Por esse motivo, Marcelo tenta ao mesmo tempo compôr, se não para 30 de janeiro, então para o mais cedo possível, uma direita capaz de constituir governo. Assim atua a grande burguesia, tentando adaptar-se à nova situação o melhor que pode, preparando-se para os vários cenários possíveis na composição parlamentar.

Pragmático como sempre, o grande capital não exclui sequer a possibilidade de um governo como o espanhol, com o PS coligado com partidos à sua esquerda. Em qualquer um dos cenários, o fundamental é aumentar os lucros e fazer os explorados e oprimidos pagar os custos da crise capitalista, ou seja, deixar o campo aberto à especulação e a todo o tipo de manobras financeiras, manter as contra-reformas laborais da troika e avançar com novas contra-reformas o mais rapidamente possível, continuar o processo de privatizações e de pilhagem da riqueza pública… Enfim, atacar a classe trabalhadora e a juventude por todos os meios.

Como a experiência dos últimos anos demonstra, para resistir a esta ofensiva, a política social-democrata é não só inútil como danosa. O que precisamos é de mobilização, de organização e de um plano de luta dos trabalhadores com total independência de classe.

Há que romper de uma vez por todas com as políticas social-democratas e apresentar um programa alternativo e verdadeiramente socialista, baseado na luta dos trabalhadores e da juventude nas ruas, não nas instituições do Estado burguês. É necessária uma declaração de guerra aos capitalistas e ao seu sistema! Uma guerra que a nossa classe tem força para vencer.

Bandeiras que nos parecem indispensáveis são:

- Subida do salário mínimo para 1.200 euros, assim como das pensões e do subsídio de desemprego para o mesmo valor.

- Fim da precariedade! Contratação coletiva em todas as empresas, revogação imediata de todas as contra-reformas do código laboral e limitação da semana de trabalho a 30 horas para o setor público e para o setor privado, garantindo centenas de milhares de novos postos de trabalho dignos.

- Expropriação dos fundos imobiliários e investimento público massivo na habitação, com a criação de um parque de habitação pública de qualidade e com rendas acessíveis destinadas à manutenção e desenvolvimento da habitação pública.

- Construção de uma rede nacional, pública, gratuita e de qualidade de creches e infantários, lavandarias e refeitórios.

- Nacionalização sob controlo dos trabalhadores e integração de todas as empresas de saúde privadas num Serviço Nacional de Saúde gratuito, universal e de qualidade. Investimento público massivo, construção de infraestruturas e contratação de trabalhadores para o SNS.

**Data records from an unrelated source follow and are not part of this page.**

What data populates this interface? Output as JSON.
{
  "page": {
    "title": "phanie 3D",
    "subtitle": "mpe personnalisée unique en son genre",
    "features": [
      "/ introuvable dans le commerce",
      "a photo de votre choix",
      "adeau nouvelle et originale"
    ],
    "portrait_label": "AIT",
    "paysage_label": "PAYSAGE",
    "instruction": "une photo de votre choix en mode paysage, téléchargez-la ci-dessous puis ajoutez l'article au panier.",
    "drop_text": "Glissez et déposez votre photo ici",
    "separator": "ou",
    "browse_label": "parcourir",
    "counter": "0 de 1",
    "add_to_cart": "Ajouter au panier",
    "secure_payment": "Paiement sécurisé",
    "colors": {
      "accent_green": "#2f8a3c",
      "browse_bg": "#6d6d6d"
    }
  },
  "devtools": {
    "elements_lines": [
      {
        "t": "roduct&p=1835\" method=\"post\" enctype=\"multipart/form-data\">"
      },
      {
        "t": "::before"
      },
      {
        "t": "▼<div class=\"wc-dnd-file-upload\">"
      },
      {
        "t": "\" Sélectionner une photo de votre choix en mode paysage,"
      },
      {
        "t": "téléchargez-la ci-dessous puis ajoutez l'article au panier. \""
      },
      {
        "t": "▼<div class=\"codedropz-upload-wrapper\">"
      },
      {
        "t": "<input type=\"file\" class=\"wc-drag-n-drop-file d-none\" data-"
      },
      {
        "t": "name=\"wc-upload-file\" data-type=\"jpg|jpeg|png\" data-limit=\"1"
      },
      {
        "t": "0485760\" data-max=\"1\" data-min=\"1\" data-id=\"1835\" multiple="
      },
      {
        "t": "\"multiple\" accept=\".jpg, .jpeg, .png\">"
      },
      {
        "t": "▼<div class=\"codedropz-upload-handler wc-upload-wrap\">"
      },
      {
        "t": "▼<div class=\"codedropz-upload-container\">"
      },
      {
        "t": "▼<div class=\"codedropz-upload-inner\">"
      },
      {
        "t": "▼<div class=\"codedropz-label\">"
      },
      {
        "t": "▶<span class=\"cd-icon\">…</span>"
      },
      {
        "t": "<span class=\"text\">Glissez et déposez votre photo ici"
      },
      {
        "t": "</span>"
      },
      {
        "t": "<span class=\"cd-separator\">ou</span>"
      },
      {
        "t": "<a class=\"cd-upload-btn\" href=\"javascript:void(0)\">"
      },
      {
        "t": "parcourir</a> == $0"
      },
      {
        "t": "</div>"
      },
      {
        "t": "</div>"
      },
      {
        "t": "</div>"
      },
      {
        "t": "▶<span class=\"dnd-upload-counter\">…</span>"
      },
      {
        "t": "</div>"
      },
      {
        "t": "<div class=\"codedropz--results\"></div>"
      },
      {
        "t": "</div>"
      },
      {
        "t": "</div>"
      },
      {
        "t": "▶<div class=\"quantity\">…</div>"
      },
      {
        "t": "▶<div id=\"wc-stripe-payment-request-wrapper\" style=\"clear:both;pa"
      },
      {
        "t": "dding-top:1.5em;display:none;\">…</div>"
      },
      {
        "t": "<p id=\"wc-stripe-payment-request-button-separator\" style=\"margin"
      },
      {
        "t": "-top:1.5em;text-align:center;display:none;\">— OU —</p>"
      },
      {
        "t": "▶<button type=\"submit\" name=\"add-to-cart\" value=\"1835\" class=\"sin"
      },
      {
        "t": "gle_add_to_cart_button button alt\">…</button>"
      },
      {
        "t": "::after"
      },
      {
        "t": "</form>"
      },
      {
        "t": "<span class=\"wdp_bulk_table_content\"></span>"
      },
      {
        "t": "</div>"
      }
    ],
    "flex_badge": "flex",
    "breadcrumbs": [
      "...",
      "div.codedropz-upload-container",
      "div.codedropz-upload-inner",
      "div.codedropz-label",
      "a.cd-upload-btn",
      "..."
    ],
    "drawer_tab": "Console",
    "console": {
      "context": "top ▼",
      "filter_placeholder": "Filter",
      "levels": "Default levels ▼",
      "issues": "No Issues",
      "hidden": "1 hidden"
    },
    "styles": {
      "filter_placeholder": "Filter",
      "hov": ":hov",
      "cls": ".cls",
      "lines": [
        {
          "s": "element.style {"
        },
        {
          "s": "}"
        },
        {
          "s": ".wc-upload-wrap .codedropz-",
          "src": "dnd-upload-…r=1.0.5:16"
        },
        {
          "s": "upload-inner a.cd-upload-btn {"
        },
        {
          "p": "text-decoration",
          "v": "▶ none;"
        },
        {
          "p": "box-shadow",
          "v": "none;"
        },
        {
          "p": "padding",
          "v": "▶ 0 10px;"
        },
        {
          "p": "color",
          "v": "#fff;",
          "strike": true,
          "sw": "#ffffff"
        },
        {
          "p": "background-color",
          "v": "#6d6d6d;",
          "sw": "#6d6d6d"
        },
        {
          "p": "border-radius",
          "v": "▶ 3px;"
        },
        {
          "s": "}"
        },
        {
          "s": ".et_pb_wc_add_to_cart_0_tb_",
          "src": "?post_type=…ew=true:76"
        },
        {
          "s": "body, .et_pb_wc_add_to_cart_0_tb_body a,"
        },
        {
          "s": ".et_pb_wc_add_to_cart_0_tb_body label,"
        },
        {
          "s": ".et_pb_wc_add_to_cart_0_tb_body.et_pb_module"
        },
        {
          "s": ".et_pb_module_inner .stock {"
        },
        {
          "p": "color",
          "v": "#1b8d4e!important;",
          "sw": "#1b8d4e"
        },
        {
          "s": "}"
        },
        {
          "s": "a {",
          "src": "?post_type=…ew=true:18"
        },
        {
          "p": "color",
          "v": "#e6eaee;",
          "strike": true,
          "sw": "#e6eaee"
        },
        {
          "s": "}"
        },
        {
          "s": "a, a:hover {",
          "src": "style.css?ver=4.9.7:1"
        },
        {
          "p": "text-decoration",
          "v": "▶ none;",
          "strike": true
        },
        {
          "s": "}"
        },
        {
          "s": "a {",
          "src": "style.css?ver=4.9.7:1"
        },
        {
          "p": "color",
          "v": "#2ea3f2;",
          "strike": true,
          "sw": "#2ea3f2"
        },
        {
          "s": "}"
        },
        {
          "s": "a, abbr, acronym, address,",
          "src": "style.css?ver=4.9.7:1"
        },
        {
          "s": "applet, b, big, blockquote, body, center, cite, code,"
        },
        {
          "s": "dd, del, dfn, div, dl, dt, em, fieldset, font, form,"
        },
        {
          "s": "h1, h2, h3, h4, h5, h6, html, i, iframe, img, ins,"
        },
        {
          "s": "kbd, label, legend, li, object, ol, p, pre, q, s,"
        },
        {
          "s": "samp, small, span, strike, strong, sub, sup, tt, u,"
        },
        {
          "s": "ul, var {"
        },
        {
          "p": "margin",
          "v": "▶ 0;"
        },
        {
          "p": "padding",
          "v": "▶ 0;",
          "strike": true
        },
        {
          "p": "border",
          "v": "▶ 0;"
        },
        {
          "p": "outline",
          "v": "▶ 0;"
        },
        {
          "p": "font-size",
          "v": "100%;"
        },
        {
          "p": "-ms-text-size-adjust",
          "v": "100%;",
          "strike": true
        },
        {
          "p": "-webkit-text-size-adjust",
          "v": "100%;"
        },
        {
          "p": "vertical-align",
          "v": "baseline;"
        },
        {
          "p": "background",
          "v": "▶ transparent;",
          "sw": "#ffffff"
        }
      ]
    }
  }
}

- Nacionalização sob controlo dos trabalhadores de todo o setor da educação, estabelecendo o acesso universal e gratuito a uma educação de qualidade e inclusiva.

- Nacionalização de todo o setor da energia sob controlo dos trabalhadores e estabelecimento de preços acessíveis que se destinem não ao lucro, mas à manutenção e desenvolvimento da rede de energia e à transição energética no menor espaço de tempo possível.

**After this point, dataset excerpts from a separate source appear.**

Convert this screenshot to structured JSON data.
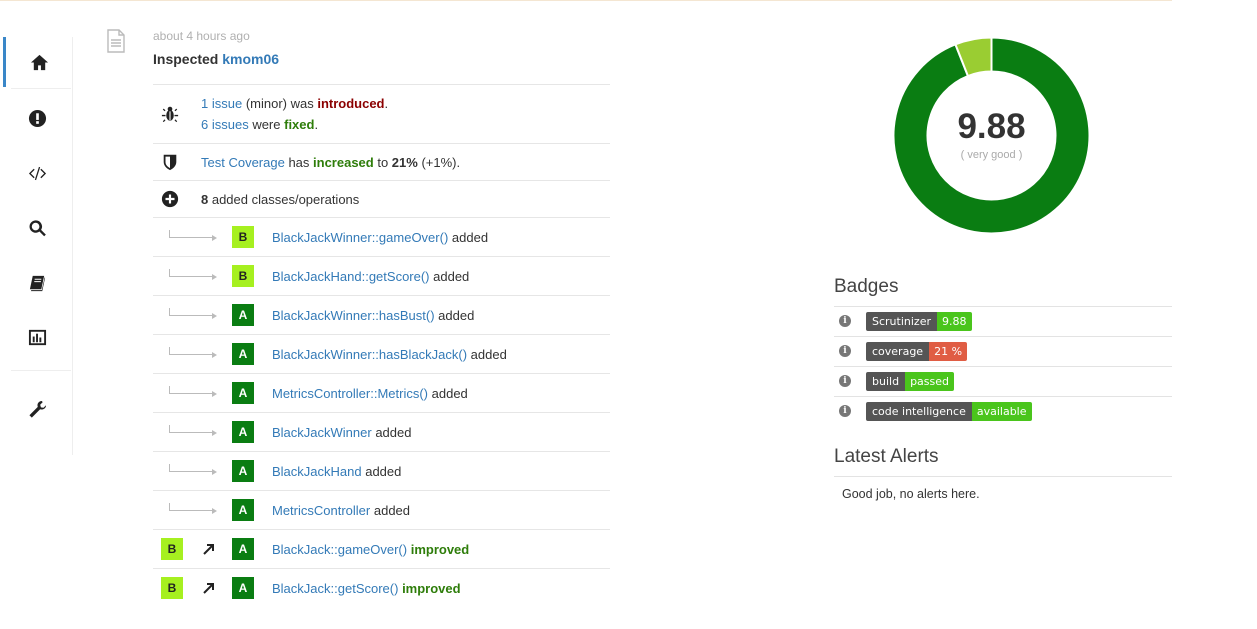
{
  "sidebar": {
    "items": [
      {
        "icon": "home-icon"
      },
      {
        "icon": "issues-icon"
      },
      {
        "icon": "code-icon"
      },
      {
        "icon": "search-icon"
      },
      {
        "icon": "book-icon"
      },
      {
        "icon": "chart-icon"
      },
      {
        "icon": "wrench-icon"
      }
    ]
  },
  "event": {
    "time": "about 4 hours ago",
    "inspected_label": "Inspected",
    "commit": "kmom06"
  },
  "summary": {
    "issues_new_link": "1 issue",
    "issues_new_mid": " (minor) was ",
    "issues_new_status": "introduced",
    "issues_new_end": ".",
    "issues_fixed_link": "6 issues",
    "issues_fixed_mid": " were ",
    "issues_fixed_status": "fixed",
    "issues_fixed_end": ".",
    "coverage_link": "Test Coverage",
    "coverage_mid": " has ",
    "coverage_status": "increased",
    "coverage_to": " to ",
    "coverage_value": "21%",
    "coverage_delta": " (+1%).",
    "added_count": "8",
    "added_label": " added classes/operations"
  },
  "added_items": [
    {
      "grade": "B",
      "name": "BlackJackWinner::gameOver()",
      "suffix": " added"
    },
    {
      "grade": "B",
      "name": "BlackJackHand::getScore()",
      "suffix": " added"
    },
    {
      "grade": "A",
      "name": "BlackJackWinner::hasBust()",
      "suffix": " added"
    },
    {
      "grade": "A",
      "name": "BlackJackWinner::hasBlackJack()",
      "suffix": " added"
    },
    {
      "grade": "A",
      "name": "MetricsController::Metrics()",
      "suffix": " added"
    },
    {
      "grade": "A",
      "name": "BlackJackWinner",
      "suffix": " added"
    },
    {
      "grade": "A",
      "name": "BlackJackHand",
      "suffix": " added"
    },
    {
      "grade": "A",
      "name": "MetricsController",
      "suffix": " added"
    }
  ],
  "improved_items": [
    {
      "from": "B",
      "to": "A",
      "name": "BlackJack::gameOver()",
      "suffix": "improved"
    },
    {
      "from": "B",
      "to": "A",
      "name": "BlackJack::getScore()",
      "suffix": "improved"
    }
  ],
  "score": {
    "value": "9.88",
    "label": "( very good )",
    "fraction": 0.94,
    "color_main": "#0a7d12",
    "color_rest": "#9acd32"
  },
  "badges": {
    "title": "Badges",
    "items": [
      {
        "key": "Scrutinizer",
        "value": "9.88",
        "color": "#4ac51c"
      },
      {
        "key": "coverage",
        "value": "21 %",
        "color": "#e05d44"
      },
      {
        "key": "build",
        "value": "passed",
        "color": "#4ac51c"
      },
      {
        "key": "code intelligence",
        "value": "available",
        "color": "#4ac51c"
      }
    ]
  },
  "alerts": {
    "title": "Latest Alerts",
    "message": "Good job, no alerts here."
  }
}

- Expropriação e nacionalização das grandes propriedades agrícolas sob controlo dos trabalhadores, pondo um fim às condições de trabalho análogas à escravatura entre os trabalhadores agrícolas! Planificação da produção agrícola industrializada e ecologicamente sustentável.

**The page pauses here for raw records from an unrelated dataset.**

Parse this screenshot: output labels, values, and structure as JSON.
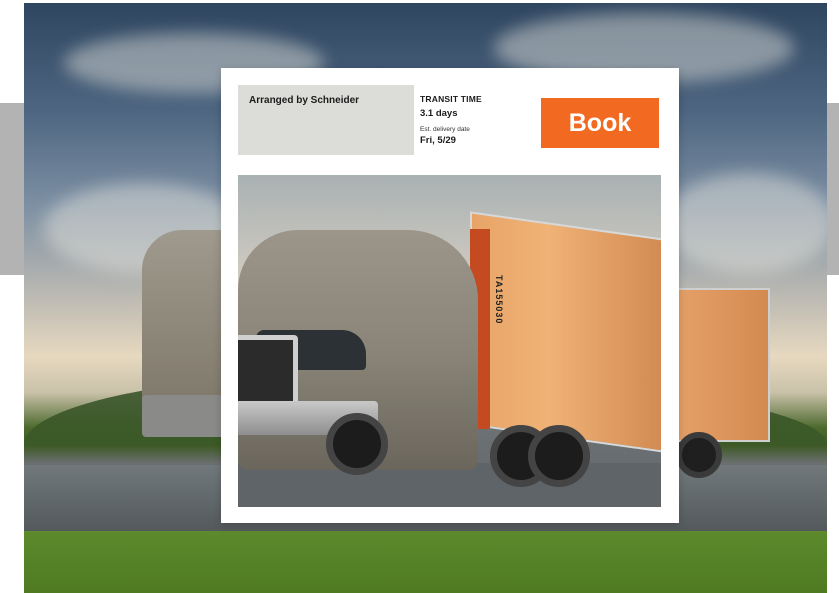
{
  "card": {
    "arranged_by": "Arranged by Schneider",
    "transit_label": "TRANSIT TIME",
    "transit_value": "3.1 days",
    "delivery_label": "Est. delivery date",
    "delivery_value": "Fri, 5/29",
    "book_label": "Book"
  },
  "truck": {
    "trailer_number": "TA155030"
  },
  "colors": {
    "accent": "#f26a21",
    "label_box": "#dcdcd9",
    "side_bar": "#b3b3b3"
  }
}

- Expropriação, nacionalização e centralização de toda a banca sob controlo dos trabalhadores, sem indemnização. A riqueza produzida pela nossa classe tem de ser colocada ao serviço da vasta maioria da população e não de um punhado de banqueiros que lucra com a nossa miséria.

- Nacionalização sob controlo dos trabalhadores de todos os restantes setores chave da economia, como as águas, os transportes, os portos e aeroportos e os correios.